Sancionada por Michel Temer no último dia 11 de junho, a lei que cria o novo modelo de segurança no país, vai integrar governo federal, distrital, estadual e municipal para combater a violência no país, e começa a vigorar em julho.

O “SUS” da segurança pública é a nova aposta do governo federal para frear o avanço do crime organizado no Brasil O Sistema Único de Segurança Pública (Susp) terá como órgão central o Ministério Extraordinário da Segurança Pública e será integrado pelas polícias Federal, Rodoviária Federal; civis, militares e corpos de bombeiros militares. 

Como vai funcionar

 No Brasil, a responsabilidade da segurança é dos estados, com participação residual da União e dos municípios. O Susp prevê ações coordenadas pela união em atuação conjunta com a gestão do estados, distrito e municípios.

Como já acontece na área de saúde, os órgãos de segurança do sistema vão realizar operações combinadas.  

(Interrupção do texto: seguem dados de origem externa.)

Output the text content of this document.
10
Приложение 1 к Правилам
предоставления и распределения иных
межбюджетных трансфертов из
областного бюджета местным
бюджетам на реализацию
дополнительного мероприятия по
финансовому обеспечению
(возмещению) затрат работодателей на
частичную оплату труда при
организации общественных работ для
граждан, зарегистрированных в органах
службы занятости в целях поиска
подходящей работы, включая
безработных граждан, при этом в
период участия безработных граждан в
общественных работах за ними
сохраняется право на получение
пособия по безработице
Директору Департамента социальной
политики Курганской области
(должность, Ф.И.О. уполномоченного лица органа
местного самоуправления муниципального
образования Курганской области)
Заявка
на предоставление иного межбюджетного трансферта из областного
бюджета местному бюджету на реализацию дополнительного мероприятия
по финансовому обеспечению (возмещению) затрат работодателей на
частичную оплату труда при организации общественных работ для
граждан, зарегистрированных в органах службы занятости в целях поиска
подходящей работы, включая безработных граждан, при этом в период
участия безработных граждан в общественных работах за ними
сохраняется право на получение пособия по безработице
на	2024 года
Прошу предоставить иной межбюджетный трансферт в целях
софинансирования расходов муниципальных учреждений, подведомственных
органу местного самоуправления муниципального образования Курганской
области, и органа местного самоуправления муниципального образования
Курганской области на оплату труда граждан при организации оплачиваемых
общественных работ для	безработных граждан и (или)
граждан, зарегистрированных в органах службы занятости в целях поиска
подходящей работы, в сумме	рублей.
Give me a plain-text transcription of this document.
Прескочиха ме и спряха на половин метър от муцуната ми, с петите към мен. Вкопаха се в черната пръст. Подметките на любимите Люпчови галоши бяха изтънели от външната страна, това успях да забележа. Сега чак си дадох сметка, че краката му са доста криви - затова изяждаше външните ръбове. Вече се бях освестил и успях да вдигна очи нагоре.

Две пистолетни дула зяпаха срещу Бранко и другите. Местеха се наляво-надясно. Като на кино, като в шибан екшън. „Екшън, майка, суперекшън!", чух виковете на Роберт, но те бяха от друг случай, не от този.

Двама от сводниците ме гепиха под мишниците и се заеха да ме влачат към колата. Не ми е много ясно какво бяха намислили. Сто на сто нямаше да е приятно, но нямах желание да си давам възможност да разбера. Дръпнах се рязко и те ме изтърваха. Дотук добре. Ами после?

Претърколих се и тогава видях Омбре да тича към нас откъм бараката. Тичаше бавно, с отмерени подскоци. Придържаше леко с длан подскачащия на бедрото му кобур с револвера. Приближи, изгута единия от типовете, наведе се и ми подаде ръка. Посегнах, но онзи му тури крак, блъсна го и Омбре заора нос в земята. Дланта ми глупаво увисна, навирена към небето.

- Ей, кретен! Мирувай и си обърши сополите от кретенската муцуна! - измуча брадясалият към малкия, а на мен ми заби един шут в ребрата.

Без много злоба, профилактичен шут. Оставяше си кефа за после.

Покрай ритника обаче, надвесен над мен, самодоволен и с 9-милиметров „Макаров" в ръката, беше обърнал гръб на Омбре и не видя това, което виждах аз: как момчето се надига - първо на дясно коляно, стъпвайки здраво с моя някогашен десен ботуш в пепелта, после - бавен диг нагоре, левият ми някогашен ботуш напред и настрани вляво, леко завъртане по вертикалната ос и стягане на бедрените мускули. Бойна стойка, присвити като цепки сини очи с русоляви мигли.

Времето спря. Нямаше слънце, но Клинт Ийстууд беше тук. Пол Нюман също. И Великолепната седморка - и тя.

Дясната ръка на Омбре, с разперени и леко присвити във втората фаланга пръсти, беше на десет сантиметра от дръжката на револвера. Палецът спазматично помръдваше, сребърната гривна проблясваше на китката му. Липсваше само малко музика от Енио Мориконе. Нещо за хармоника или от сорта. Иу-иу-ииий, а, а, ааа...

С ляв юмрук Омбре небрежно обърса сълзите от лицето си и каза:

Comando do governo federal

Jungmann, ministro da Segurança Pública acredita que a fragilidade de alguns estados em combater a violência, é um exemplo de que o governo federal deve coordenar ações na segurança. “Fica claro que tem que haver uma autoridade central para dar rumo. E ter recursos. E ter instrumentos para poder fazer isso” destacou o ministro.

Participação dos estados

A segurança pública continua atribuição de estados e municípios. A partir de agora, a União criará as diretrizes que serão compartilhadas em todo o país. As unidades da Federação assinarão contratos de gestão com a União, que obrigará o cumprimento das metas como a redução dos índices de homicídio e a melhoria na formação de policiais.